Air itu kemudian diserahkan kepada suku Belang Bunu Matan Napo Keri Tego untuk dibawa ke kampung. Dalam sejarahnya, suku ini datang bersama-sama dengan suku Lion dari gunung ke Kampung Lewonama.
Meski begitu, agar air bisa masuk ke kampung, suku Werang Lama Hodu Nua Lama Lerek pun mengambil perannya sebagai suku yang bertugas membuka ‘pintu gerbang’, ditandai dengan ritual pengguntingan pita yang terbuat dari tali-temali hutan.
Pada akhirnya, seluruh masyarakat Lewonama menyambut kedatangan air di tengah kampung dalam sebuah perarakan panjang yang meriah, diiringi dengan tarian Hedung dan Selen oleh segenap komunitas suku yang menghuni kampung tersebut.
Baca Juga: Semarak Hari Sumpah Pemuda 2023: SMA Stella Gratcia Atambua Gelar Pentas Seni Budaya
Air itu lalu diarak bersama-sama menuju Lango Belen Suku Pulo Wun Lema, yakni rumah adat milik seluruh suku di Lewonama yang letaknya persis di tengah-tengah kampung.

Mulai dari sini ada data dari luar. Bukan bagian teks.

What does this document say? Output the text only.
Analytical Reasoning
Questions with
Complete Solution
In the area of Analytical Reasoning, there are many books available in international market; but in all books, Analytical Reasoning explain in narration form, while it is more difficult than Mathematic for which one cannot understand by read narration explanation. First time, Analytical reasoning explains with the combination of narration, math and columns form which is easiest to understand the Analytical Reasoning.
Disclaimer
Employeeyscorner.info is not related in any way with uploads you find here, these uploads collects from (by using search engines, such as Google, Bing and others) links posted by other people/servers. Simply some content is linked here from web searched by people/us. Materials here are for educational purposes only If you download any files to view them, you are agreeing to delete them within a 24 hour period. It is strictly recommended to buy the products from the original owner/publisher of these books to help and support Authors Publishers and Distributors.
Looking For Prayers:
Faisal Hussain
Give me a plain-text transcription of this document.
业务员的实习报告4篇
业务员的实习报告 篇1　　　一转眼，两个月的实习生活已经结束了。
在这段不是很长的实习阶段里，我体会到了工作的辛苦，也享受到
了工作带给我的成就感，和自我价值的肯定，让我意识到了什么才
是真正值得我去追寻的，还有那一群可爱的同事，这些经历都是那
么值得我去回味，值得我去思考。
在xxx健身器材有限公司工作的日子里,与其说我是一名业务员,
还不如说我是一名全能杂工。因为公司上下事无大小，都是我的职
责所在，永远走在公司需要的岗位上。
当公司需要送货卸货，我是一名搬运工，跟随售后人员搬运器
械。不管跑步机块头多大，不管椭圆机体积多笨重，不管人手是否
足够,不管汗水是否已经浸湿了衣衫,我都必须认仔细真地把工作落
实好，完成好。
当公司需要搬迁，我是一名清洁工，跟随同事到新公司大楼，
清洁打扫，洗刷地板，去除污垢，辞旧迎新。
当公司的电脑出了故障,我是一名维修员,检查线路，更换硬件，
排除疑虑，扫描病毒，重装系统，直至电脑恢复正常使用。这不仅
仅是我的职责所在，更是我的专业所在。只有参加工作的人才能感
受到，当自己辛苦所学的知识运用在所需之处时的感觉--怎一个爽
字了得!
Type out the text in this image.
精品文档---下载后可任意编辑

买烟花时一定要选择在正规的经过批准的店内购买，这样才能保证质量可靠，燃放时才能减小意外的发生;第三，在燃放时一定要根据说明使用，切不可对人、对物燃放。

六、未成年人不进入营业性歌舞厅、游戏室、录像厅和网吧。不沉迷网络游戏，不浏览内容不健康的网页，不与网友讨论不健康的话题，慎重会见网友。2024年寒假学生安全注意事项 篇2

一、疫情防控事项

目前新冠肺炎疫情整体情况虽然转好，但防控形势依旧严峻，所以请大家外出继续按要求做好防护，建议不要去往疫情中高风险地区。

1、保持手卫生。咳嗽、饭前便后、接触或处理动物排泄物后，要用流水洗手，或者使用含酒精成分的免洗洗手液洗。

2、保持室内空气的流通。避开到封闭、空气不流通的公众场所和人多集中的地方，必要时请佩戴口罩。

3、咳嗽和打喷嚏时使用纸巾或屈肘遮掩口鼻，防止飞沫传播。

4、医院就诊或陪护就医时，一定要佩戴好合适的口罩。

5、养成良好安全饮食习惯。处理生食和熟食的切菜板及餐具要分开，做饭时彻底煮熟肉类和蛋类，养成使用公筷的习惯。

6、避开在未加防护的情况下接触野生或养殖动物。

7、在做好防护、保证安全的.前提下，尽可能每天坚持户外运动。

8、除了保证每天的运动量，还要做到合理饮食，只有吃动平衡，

Setelah beberapa saat ditakhtakan, air kemudian dibagi-bagikan untuk dikecapi oleh para pemangku kepentingan, di antaranya Kabelen Lewo (orang terhormat di kampung), para kepala suku, pemerintah desa, perwakilan dari delapan suku yang mendiami komunitas adat Lewonama, dan Ribu Ratu (masyarakat adat).
Makna Ritual Hode Kebarek
Agustinus Penoli Lion selaku salah satu tokoh adat Kampung Lewonama menjelaskan, pada hakikatnya ritual Hode Kebarek dimaksudkan untuk mengakui sekaligus menghormati 'Sang Pemilik Air', yakni Lera Wulan Tana Ekan yang diakui dan diyakini sebagai Wujud Tertinggi oleh masyarakat setempat.
Masyarakat adat Kampung Lewonama meyakini, kehadiran air di kampung itu tidak lepas kekuatan alam yang dikuasai sepenuhnya oleh Lera Wulan Tana Ekan. "Ritual ini menggambarkan keyakinan terhadap kekuatan alam," kata Agustinus.